Thursday 6 August 2020

Cassandra Darke

Written & Illustrated by Posy Simmonds

 

ISBN: 9780224089098

 

Published by Jonathan Cape

 

Reviewed by Karl Andy Foster

 

Publishers website https://www.penguin.co.uk/books/108/1084784/cassandra-darke/9780224089098.html

 

Posy Simmonds Wikipedia https://en.wikipedia.org/wiki/Posy_Simmonds

 

Pitch

At last a very unlikely female anti-hero who is well into middle age and has hardly any redeeming features. Posy Simmonds has put her finger on the zeitgeist presenting to the reader a world no longer sure of itself, where pigeons always come home to roost. Cassandra Darke has her eye on the main chance but when the truly vile encroaches upon her world where will her moral compass lead her?


Review

Cassandra is a fine art gallery owner, with currency in certain strata of the British class system. She lives alone in a house estimated to be worth seven million pounds on a pretty but mostly deserted square in Chelsea, London. It’s her fortress of solitude but without any solace. Many times, she has contemplated the dreadful means she can use to leave her unhappy life behind. Privileged but petty she risks her reputation for money that she doesn’t even need. She appears bored and is boring.

 

We are kept engaged by the ‘crimes’ that Cassandra commits in order to satisfy her selfish but pointless needs. She suffers from a sense of entitlement and looks at the world through haughty eyes and callous regard. Cassandra like her namesake from the Greek tragedy is seen as dishonest and a mad woman. It’s only when Nikki, her niece moves into her basement that her life starts to have a purpose once more and she looks to the future with optimism.

 

This slice of life story is constructed to take in the time the year from Christmas 2016 to 2017 and cheer is in short supply. As we socialize with our friends and colleagues one never knows who is drinking at the next table to you. This is a device that is pivotal to the story and takes it in a more challenging direction. Not even Cassandra’s best efforts can keep this at bay.

 

The drawings are exquisite, delicate and powerful. The clean crisp line work is handled as deftly as a 19th Century Master.
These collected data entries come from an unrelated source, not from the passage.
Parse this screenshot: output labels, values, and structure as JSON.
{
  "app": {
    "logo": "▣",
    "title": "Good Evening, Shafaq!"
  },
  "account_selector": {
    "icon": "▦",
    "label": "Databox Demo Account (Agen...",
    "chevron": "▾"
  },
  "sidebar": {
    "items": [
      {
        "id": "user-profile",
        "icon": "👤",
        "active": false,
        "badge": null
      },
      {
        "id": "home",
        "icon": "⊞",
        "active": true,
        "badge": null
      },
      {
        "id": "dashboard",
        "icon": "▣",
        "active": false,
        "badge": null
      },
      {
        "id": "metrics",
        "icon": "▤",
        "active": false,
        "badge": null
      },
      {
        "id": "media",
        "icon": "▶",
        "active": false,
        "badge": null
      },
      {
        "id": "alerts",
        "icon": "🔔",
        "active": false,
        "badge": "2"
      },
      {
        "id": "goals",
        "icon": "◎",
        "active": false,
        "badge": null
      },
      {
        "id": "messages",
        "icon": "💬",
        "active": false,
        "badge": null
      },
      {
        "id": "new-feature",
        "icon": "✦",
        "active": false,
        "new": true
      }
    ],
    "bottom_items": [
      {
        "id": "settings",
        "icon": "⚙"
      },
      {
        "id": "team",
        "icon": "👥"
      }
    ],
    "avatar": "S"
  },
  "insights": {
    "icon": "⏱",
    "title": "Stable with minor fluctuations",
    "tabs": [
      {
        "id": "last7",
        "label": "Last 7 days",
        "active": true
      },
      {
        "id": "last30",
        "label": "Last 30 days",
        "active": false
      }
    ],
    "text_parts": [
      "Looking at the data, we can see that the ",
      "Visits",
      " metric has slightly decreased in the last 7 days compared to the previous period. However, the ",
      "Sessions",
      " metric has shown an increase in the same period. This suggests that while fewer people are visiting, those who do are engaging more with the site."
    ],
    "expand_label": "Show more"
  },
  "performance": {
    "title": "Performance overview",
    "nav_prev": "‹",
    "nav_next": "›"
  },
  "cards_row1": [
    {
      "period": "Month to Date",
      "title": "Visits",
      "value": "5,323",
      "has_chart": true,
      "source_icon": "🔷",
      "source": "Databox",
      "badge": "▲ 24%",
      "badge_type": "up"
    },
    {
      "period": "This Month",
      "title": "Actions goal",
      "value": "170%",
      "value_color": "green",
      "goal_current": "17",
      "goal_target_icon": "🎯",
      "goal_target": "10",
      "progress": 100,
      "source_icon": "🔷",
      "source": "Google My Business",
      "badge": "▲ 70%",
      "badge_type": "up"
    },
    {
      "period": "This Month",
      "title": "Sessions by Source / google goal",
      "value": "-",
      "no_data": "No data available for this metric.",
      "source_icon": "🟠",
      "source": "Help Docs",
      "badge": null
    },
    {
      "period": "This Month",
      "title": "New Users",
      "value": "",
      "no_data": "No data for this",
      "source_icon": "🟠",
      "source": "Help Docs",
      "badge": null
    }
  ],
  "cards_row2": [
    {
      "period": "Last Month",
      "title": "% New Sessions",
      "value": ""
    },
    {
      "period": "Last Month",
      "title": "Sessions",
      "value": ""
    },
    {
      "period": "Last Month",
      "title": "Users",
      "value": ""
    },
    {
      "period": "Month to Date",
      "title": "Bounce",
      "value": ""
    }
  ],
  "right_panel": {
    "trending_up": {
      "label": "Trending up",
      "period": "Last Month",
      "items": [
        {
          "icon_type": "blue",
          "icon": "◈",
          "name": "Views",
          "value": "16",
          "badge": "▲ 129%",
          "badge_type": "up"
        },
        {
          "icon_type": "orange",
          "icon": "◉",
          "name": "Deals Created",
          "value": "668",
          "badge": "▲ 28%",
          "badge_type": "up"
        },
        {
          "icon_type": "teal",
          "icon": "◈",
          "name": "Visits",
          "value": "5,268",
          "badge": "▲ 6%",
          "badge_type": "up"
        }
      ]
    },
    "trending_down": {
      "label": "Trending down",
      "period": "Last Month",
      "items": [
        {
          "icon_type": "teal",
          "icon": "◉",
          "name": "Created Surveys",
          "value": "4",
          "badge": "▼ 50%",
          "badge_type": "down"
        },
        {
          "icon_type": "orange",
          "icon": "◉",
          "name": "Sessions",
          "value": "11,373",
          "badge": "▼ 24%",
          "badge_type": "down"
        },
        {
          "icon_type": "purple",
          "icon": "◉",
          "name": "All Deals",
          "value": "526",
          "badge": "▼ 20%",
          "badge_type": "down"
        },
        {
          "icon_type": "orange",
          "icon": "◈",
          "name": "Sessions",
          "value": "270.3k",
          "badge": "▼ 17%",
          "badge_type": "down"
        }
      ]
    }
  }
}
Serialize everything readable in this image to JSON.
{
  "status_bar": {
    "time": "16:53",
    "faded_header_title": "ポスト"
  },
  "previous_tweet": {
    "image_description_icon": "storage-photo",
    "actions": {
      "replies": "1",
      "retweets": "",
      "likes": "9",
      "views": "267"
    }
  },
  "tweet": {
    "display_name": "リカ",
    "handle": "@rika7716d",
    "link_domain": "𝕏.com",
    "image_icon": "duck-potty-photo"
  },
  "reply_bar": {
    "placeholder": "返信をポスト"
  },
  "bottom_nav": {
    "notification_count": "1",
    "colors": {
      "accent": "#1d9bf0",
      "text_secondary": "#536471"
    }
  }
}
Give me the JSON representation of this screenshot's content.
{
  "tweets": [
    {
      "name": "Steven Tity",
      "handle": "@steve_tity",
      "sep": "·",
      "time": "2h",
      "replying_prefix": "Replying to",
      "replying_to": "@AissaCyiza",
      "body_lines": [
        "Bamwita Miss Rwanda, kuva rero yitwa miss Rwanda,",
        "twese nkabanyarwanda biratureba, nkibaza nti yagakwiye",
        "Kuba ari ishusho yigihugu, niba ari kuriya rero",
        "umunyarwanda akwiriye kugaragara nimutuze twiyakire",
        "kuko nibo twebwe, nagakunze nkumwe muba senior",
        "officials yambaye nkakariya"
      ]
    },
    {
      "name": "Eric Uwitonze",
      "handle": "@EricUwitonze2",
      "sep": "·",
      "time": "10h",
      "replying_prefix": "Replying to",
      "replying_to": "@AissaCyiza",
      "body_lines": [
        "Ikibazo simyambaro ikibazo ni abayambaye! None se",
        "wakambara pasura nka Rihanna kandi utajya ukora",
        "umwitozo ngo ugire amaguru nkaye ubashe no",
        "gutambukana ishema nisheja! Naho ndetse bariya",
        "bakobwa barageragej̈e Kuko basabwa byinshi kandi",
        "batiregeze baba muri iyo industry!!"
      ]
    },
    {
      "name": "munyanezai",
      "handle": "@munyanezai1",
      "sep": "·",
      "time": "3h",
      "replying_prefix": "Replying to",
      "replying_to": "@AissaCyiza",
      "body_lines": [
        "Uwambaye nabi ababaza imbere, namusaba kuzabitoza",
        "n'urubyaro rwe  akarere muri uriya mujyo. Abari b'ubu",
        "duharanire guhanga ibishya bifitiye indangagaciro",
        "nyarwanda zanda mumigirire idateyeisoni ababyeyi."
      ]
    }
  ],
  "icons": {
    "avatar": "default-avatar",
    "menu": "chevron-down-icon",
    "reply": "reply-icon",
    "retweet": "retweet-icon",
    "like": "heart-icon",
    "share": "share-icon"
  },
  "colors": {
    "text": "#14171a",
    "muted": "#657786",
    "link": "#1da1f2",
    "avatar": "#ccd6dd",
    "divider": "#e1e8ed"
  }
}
She channels Charles Dickens using words and pictures to expose the foibles of complex characters. Simmonds creates a believable space holding a mirror up to contemporary London moments. Her writing shows us the way a façade is built up and then knocked down. How physical and sexual violence is so common place that we have become blasé about it. She acts a visual essayist in her reflections on day to day living.

 

At a time where the gap between the haves and have nots begins to reach Dickensian proportions, this story displays that the differences between Them and Us isn’t so wide after all. Wealth in its exclusive position distorts any sense of community or reconciliation. When things go very wrong it’s the public servants who have to save the day and stitch things back together.

 

I think that Simmonds is well aware that far too often women who are childless, independent and have strong personalities are seen as ‘other’ and fair game for criticism. A Women who knows her own mind has to be neutralized. Transgressors who threaten the status quo must be controlled. I know what women like Cassandra would say to that, “Bollocks!”